Maybe UserAgent.pm is attackers file? Where can I find more information like what type of malware is that, what does do, etc.?

I want to remove these files. So rm /usr/portage/distfiles/libwww-perl-6.05.tar.gz and then emerge -C dev-perl/libwww-perl-6.50.0 which belongs to UserAgent.pm and then emerge dev-perl/libwww-perl-6.50.0 back?

Thank you!

----------

## eccerr0r

There's a distinct possibility that there's a false positive here... then again everyone who has libwww-perl-6.05.tar.gz may have the problem... I haven't tested this yet however...
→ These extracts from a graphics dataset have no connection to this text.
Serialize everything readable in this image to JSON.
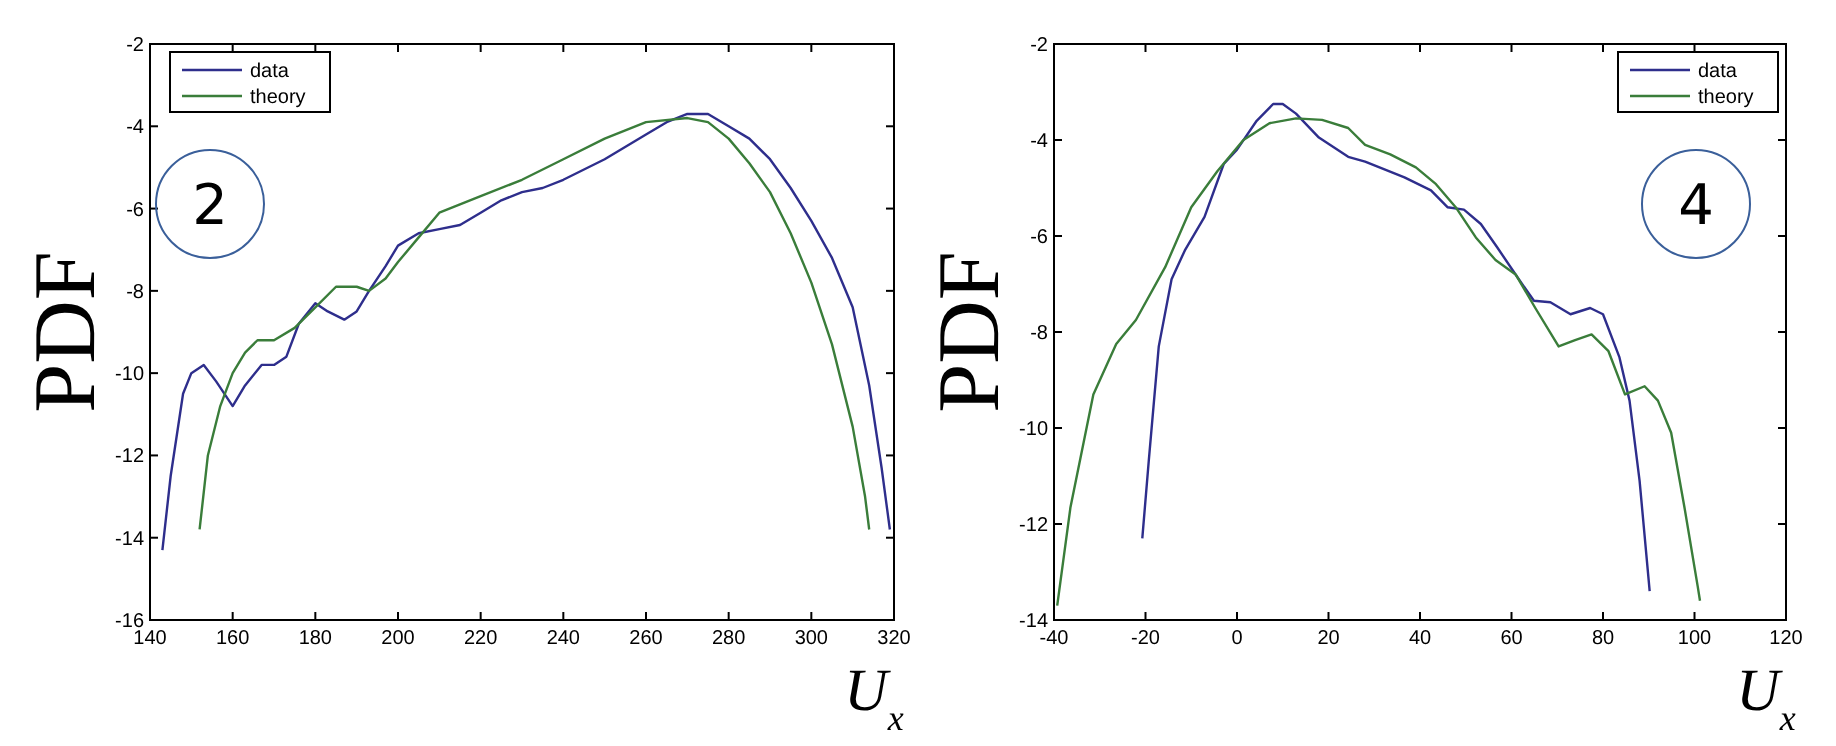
{
  "chart_data": [
    {
      "type": "line",
      "xlabel": "U$_{x}$",
      "ylabel": "PDF",
      "annotations": [
        "2"
      ],
      "xlim": [
        140,
        320
      ],
      "ylim": [
        -16,
        -2
      ],
      "xticks": [
        140,
        160,
        180,
        200,
        220,
        240,
        260,
        280,
        300,
        320
      ],
      "yticks": [
        -16,
        -14,
        -12,
        -10,
        -8,
        -6,
        -4,
        -2
      ],
      "legend": "top left",
      "grid": false,
      "series": [
        {
          "name": "data",
          "color": "#2e2e8c",
          "x": [
            143,
            145,
            148,
            150,
            153,
            156,
            160,
            163,
            167,
            170,
            173,
            176,
            180,
            183,
            187,
            190,
            193,
            197,
            200,
            205,
            210,
            215,
            220,
            225,
            230,
            235,
            240,
            250,
            260,
            265,
            270,
            275,
            280,
            285,
            290,
            295,
            300,
            305,
            310,
            314,
            317,
            319
          ],
          "values": [
            -14.3,
            -12.5,
            -10.5,
            -10,
            -9.8,
            -10.2,
            -10.8,
            -10.3,
            -9.8,
            -9.8,
            -9.6,
            -8.8,
            -8.3,
            -8.5,
            -8.7,
            -8.5,
            -8,
            -7.4,
            -6.9,
            -6.6,
            -6.5,
            -6.4,
            -6.1,
            -5.8,
            -5.6,
            -5.5,
            -5.3,
            -4.8,
            -4.2,
            -3.9,
            -3.7,
            -3.7,
            -4,
            -4.3,
            -4.8,
            -5.5,
            -6.3,
            -7.2,
            -8.4,
            -10.3,
            -12.3,
            -13.8
          ]
        },
        {
          "name": "theory",
          "color": "#3a7d3a",
          "x": [
            152,
            154,
            157,
            160,
            163,
            166,
            170,
            175,
            180,
            185,
            190,
            193,
            197,
            200,
            205,
            210,
            215,
            220,
            230,
            240,
            250,
            260,
            270,
            275,
            280,
            285,
            290,
            295,
            300,
            305,
            310,
            313,
            314
          ],
          "values": [
            -13.8,
            -12,
            -10.8,
            -10,
            -9.5,
            -9.2,
            -9.2,
            -8.9,
            -8.4,
            -7.9,
            -7.9,
            -8,
            -7.7,
            -7.3,
            -6.7,
            -6.1,
            -5.9,
            -5.7,
            -5.3,
            -4.8,
            -4.3,
            -3.9,
            -3.8,
            -3.9,
            -4.3,
            -4.9,
            -5.6,
            -6.6,
            -7.8,
            -9.3,
            -11.3,
            -13,
            -13.8
          ]
        }
      ]
    },
    {
      "type": "line",
      "xlabel": "U$_{x}$",
      "ylabel": "PDF",
      "annotations": [
        "4"
      ],
      "xlim": [
        -40,
        120
      ],
      "ylim": [
        -14,
        -2
      ],
      "xticks": [
        -40,
        -20,
        0,
        20,
        40,
        60,
        80,
        100,
        120
      ],
      "yticks": [
        -14,
        -12,
        -10,
        -8,
        -6,
        -4,
        -2
      ],
      "legend": "top right",
      "grid": false,
      "series": [
        {
          "name": "data",
          "color": "#2e2e8c",
          "x": [
            -20.7,
            -19.3,
            -17.1,
            -14.3,
            -11.4,
            -7.1,
            -2.9,
            0,
            4.3,
            7.9,
            10,
            12.9,
            17.9,
            24.3,
            28,
            36.6,
            42.4,
            46,
            49.6,
            53.3,
            56.9,
            61.3,
            64.9,
            68.5,
            72.9,
            77.2,
            80,
            83.6,
            85.8,
            88,
            90.2
          ],
          "values": [
            -12.3,
            -10.7,
            -8.3,
            -6.9,
            -6.3,
            -5.6,
            -4.5,
            -4.2,
            -3.6,
            -3.25,
            -3.25,
            -3.45,
            -3.95,
            -4.35,
            -4.45,
            -4.78,
            -5.05,
            -5.4,
            -5.45,
            -5.75,
            -6.24,
            -6.86,
            -7.35,
            -7.38,
            -7.63,
            -7.5,
            -7.63,
            -8.53,
            -9.43,
            -11.1,
            -13.4
          ]
        },
        {
          "name": "theory",
          "color": "#3a7d3a",
          "x": [
            -39.3,
            -36.4,
            -31.4,
            -26.4,
            -22.1,
            -15.7,
            -10,
            -4.3,
            1.4,
            7.1,
            12.9,
            18.6,
            24.3,
            28,
            33.5,
            39.1,
            43.5,
            47.8,
            52.2,
            56.5,
            60.9,
            65.2,
            70.3,
            73.9,
            77.5,
            81.2,
            84.8,
            89.1,
            92,
            94.9,
            97.8,
            100.7,
            101.2
          ],
          "values": [
            -13.7,
            -11.65,
            -9.3,
            -8.25,
            -7.75,
            -6.65,
            -5.4,
            -4.65,
            -4,
            -3.65,
            -3.55,
            -3.58,
            -3.75,
            -4.1,
            -4.3,
            -4.57,
            -4.92,
            -5.4,
            -6.03,
            -6.5,
            -6.8,
            -7.5,
            -8.3,
            -8.17,
            -8.05,
            -8.4,
            -9.3,
            -9.13,
            -9.43,
            -10.1,
            -11.65,
            -13.3,
            -13.6
          ]
        }
      ]
    }
  ]
}
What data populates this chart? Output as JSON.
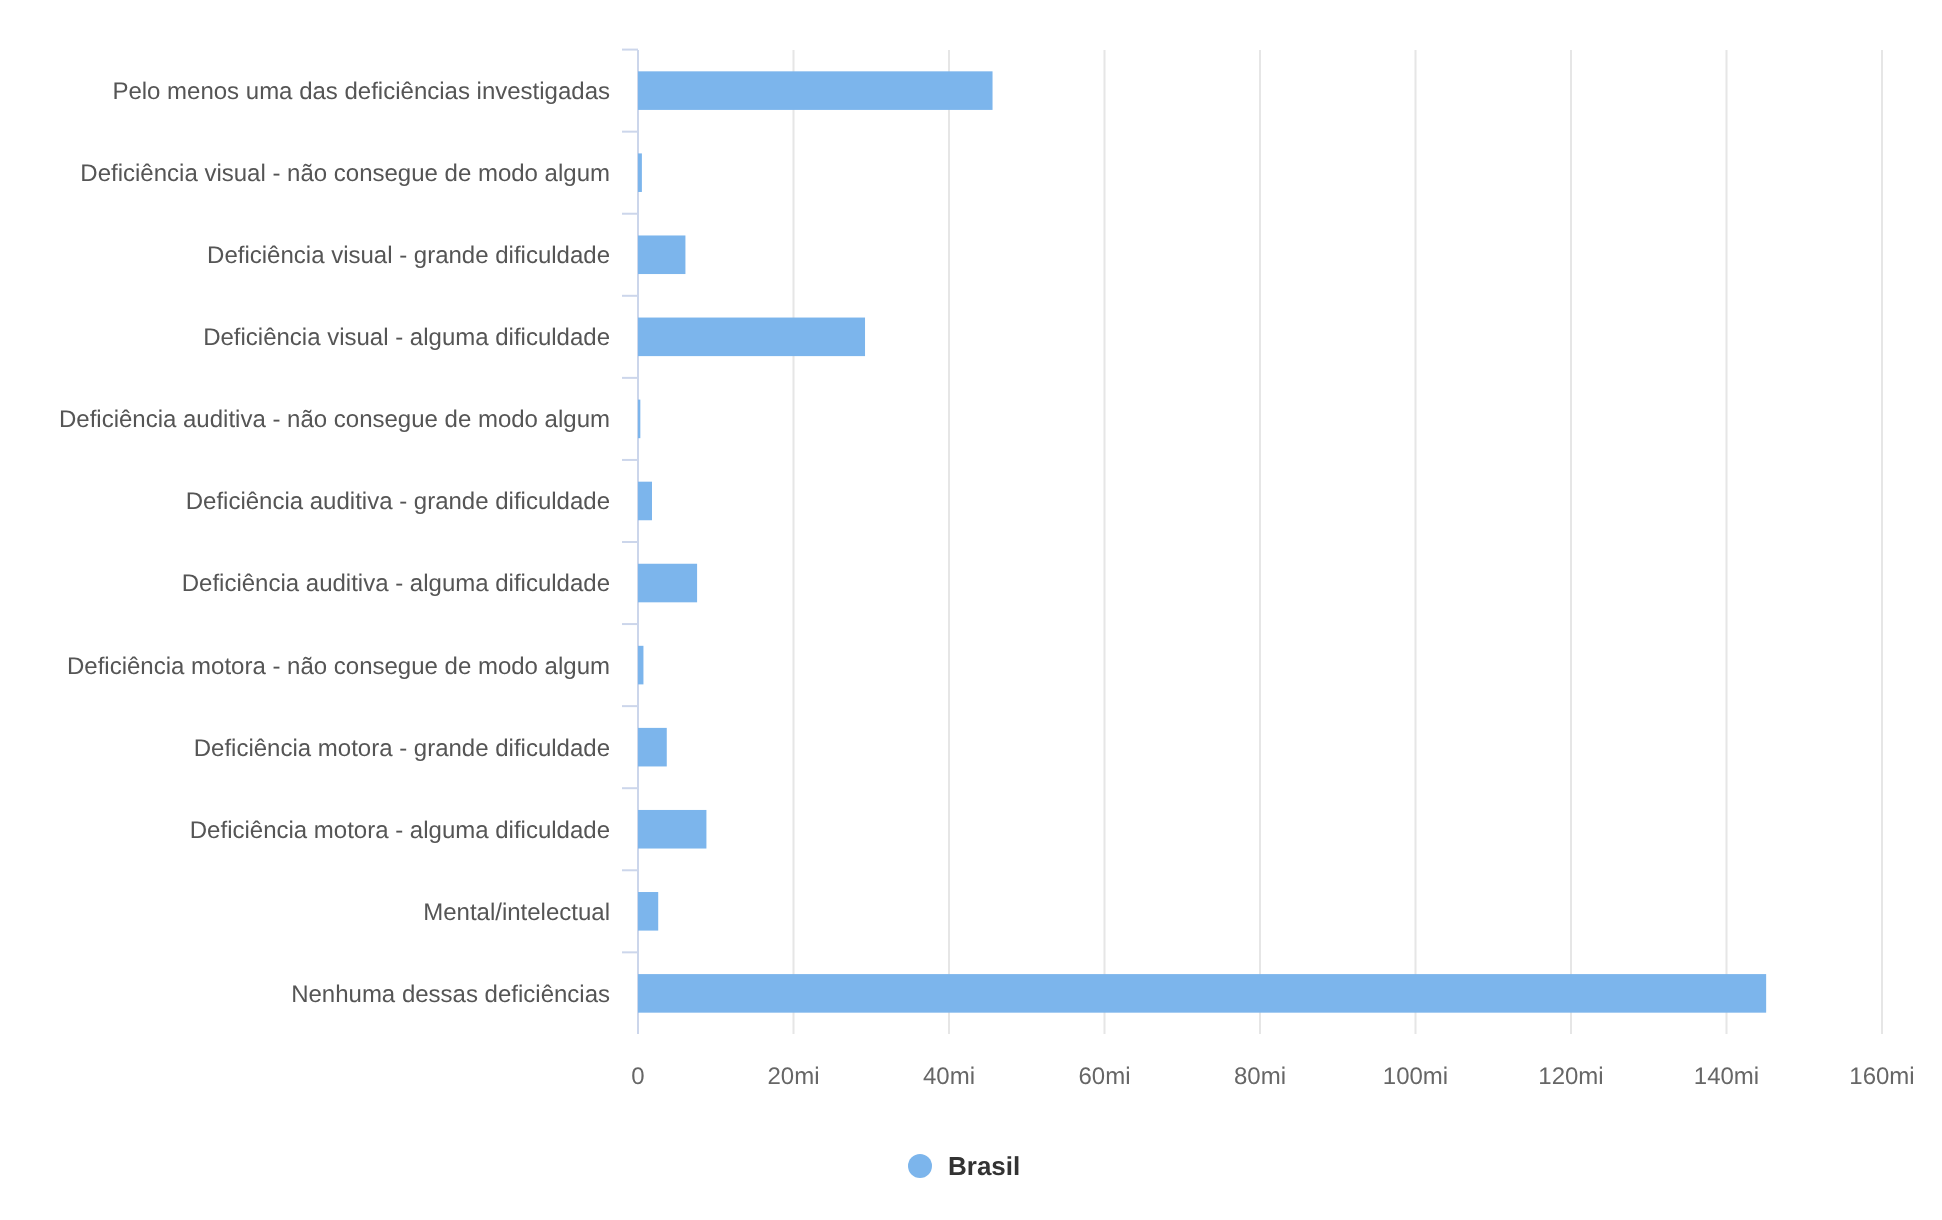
{
  "chart_data": {
    "type": "bar",
    "orientation": "horizontal",
    "categories": [
      "Pelo menos uma das deficiências investigadas",
      "Deficiência visual - não consegue de modo algum",
      "Deficiência visual - grande dificuldade",
      "Deficiência visual - alguma dificuldade",
      "Deficiência auditiva - não consegue de modo algum",
      "Deficiência auditiva - grande dificuldade",
      "Deficiência auditiva - alguma dificuldade",
      "Deficiência motora - não consegue de modo algum",
      "Deficiência motora - grande dificuldade",
      "Deficiência motora - alguma dificuldade",
      "Mental/intelectual",
      "Nenhuma dessas deficiências"
    ],
    "series": [
      {
        "name": "Brasil",
        "color": "#7cb5ec",
        "values": [
          45.6,
          0.5,
          6.1,
          29.2,
          0.3,
          1.8,
          7.6,
          0.7,
          3.7,
          8.8,
          2.6,
          145.1
        ]
      }
    ],
    "xlim": [
      0,
      160
    ],
    "xticks": [
      0,
      {
        "value": 20,
        "label": "20mi"
      },
      {
        "value": 40,
        "label": "40mi"
      },
      {
        "value": 60,
        "label": "60mi"
      },
      {
        "value": 80,
        "label": "80mi"
      },
      {
        "value": 100,
        "label": "100mi"
      },
      {
        "value": 120,
        "label": "120mi"
      },
      {
        "value": 140,
        "label": "140mi"
      },
      {
        "value": 160,
        "label": "160mi"
      }
    ],
    "grid": "x",
    "legend": "bottom",
    "marker": "circle"
  }
}
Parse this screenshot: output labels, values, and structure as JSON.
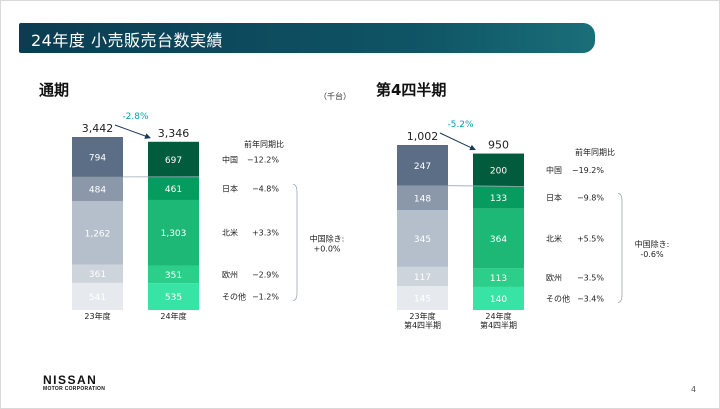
{
  "slide": {
    "title": "24年度 小売販売台数実績",
    "page_number": "4",
    "logo": {
      "brand": "NISSAN",
      "sub": "MOTOR CORPORATION"
    }
  },
  "colors": {
    "title_bar": "#0b3c52",
    "prev_year_shades": [
      "#5c6e85",
      "#8a98aa",
      "#b4bfcb",
      "#cdd4dc",
      "#e6eaee"
    ],
    "curr_year_shades": [
      "#005c3c",
      "#079c5f",
      "#1db776",
      "#2bcf8a",
      "#38e3a6"
    ],
    "change_label": "#00a0b0"
  },
  "chart_data": [
    {
      "type": "stacked-bar",
      "section_title": "通期",
      "unit": "（千台）",
      "categories": [
        "23年度",
        "24年度"
      ],
      "totals": [
        "3,442",
        "3,346"
      ],
      "total_change": "-2.8%",
      "legend_header": "前年同期比",
      "note": [
        "中国除き:",
        "+0.0%"
      ],
      "series": [
        {
          "name": "中国",
          "values": [
            "794",
            "697"
          ],
          "change": "−12.2%"
        },
        {
          "name": "日本",
          "values": [
            "484",
            "461"
          ],
          "change": "−4.8%"
        },
        {
          "name": "北米",
          "values": [
            "1,262",
            "1,303"
          ],
          "change": "+3.3%"
        },
        {
          "name": "欧州",
          "values": [
            "361",
            "351"
          ],
          "change": "−2.9%"
        },
        {
          "name": "その他",
          "values": [
            "541",
            "535"
          ],
          "change": "−1.2%"
        }
      ],
      "numeric": {
        "totals": [
          3442,
          3346
        ],
        "values": [
          [
            794,
            697
          ],
          [
            484,
            461
          ],
          [
            1262,
            1303
          ],
          [
            361,
            351
          ],
          [
            541,
            535
          ]
        ]
      }
    },
    {
      "type": "stacked-bar",
      "section_title": "第4四半期",
      "unit": "",
      "categories": [
        "23年度\n第4四半期",
        "24年度\n第4四半期"
      ],
      "totals": [
        "1,002",
        "950"
      ],
      "total_change": "-5.2%",
      "legend_header": "前年同期比",
      "note": [
        "中国除き:",
        "-0.6%"
      ],
      "series": [
        {
          "name": "中国",
          "values": [
            "247",
            "200"
          ],
          "change": "−19.2%"
        },
        {
          "name": "日本",
          "values": [
            "148",
            "133"
          ],
          "change": "−9.8%"
        },
        {
          "name": "北米",
          "values": [
            "345",
            "364"
          ],
          "change": "+5.5%"
        },
        {
          "name": "欧州",
          "values": [
            "117",
            "113"
          ],
          "change": "−3.5%"
        },
        {
          "name": "その他",
          "values": [
            "145",
            "140"
          ],
          "change": "−3.4%"
        }
      ],
      "numeric": {
        "totals": [
          1002,
          950
        ],
        "values": [
          [
            247,
            200
          ],
          [
            148,
            133
          ],
          [
            345,
            364
          ],
          [
            117,
            113
          ],
          [
            145,
            140
          ]
        ]
      }
    }
  ]
}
Theoretically if the checksum on the tar.gz file matches the Gentoo repo, then emerging it again will still test positive.  Try emerge -f libwww-perl and see if it downloads the same file again...

[EDIT]

I just freshclamed and scanned my copy of libwww-perl and there's no positive report on it...

----------

## seminiva

 *eccerr0r wrote:*   

> There's a distinct possibility that there's a false positive here... then again everyone who has libwww-perl-6.05.tar.gz may have the problem... I haven't tested this yet however...
> 
> Theoretically if the checksum on the tar.gz file matches the Gentoo repo, then emerging it again will still test positive.  Try emerge -f libwww-perl and see if it downloads the same file again...
> 
> [EDIT]
> ...

 

I also think this is a false positive. For example, on one of my sites, a report appeared in the hosting control panel that there are 11 files with possible problems. As a result, these turned out to be junk pages from the caching plugin, which for some reason were created so crookedly and were not deleted when the cache was rebuilt.

----------